“We are immensely proud of Ed Collyer, who was awarded the Terry Furlong award for newcomer to research. He was one of BGU’s very finest PGCE English trainees and has thrived in the classroom since qualifying back in 2018. I have been happy to co-publish with him on several papers and thoroughly enjoy being his PhD supervisor as he investigates English Teacher Identity and how this evolves through the PGCE and ECT years. He richly deserves this award, and we are delighted that he has received this recognition.

For me, the Joan Goody Award for Diversity and Inclusion brings together the two elements of my professional life. On one hand, as the subject lead for the English secondary PGCE I work with English teachers and within subject English education. On the other, my research interest is to investigate and articulate the lived experience of autistic people to support the development of more effective educational support for autistic students, at whatever level. The real joy for me is where these two interests overlap. I have been privileged to collaborate with autistic English teachers and trainee teachers, and it is a constant delight to appreciate the originality of approach and unusual perspective that this can bring.

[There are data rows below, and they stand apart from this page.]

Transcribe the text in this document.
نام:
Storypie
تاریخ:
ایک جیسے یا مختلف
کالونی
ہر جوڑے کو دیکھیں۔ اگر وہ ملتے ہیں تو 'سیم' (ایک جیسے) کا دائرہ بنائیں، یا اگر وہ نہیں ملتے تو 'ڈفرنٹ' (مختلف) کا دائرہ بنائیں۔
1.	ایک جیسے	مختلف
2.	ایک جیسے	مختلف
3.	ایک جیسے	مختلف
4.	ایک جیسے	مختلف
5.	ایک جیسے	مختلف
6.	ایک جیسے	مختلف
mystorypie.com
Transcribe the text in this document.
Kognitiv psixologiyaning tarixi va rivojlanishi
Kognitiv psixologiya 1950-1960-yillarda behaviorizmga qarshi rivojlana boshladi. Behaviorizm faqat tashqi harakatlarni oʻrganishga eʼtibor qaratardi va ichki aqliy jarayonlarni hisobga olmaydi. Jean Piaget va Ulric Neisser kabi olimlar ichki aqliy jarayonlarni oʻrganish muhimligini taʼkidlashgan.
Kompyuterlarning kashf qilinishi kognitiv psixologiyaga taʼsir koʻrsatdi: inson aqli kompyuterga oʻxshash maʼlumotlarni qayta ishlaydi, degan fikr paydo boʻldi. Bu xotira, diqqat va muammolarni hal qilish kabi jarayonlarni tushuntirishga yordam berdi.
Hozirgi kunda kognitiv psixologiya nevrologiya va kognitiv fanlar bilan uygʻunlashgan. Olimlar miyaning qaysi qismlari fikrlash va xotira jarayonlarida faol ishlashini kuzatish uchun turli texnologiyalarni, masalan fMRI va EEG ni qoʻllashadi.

I also relish the use of the vehicles of our subject, for example shared reading of literature, creative writing and exploration of metaphor and figurative language, to explore autistic lived experience and have enjoyed developing what is an innovative approach in autistic research using these methodologies.

Throughout, NATE has been in the background supporting, encouraging, and reassuring me that our subject is so much more than a mere set of GCSE criteria. Rather, English is the fundamental core of all our endeavours in exploration, articulation, and communication; I am proud to have been given this award and hope that I will justify NATE’s faith in me with my continued work in this field for many years to come.”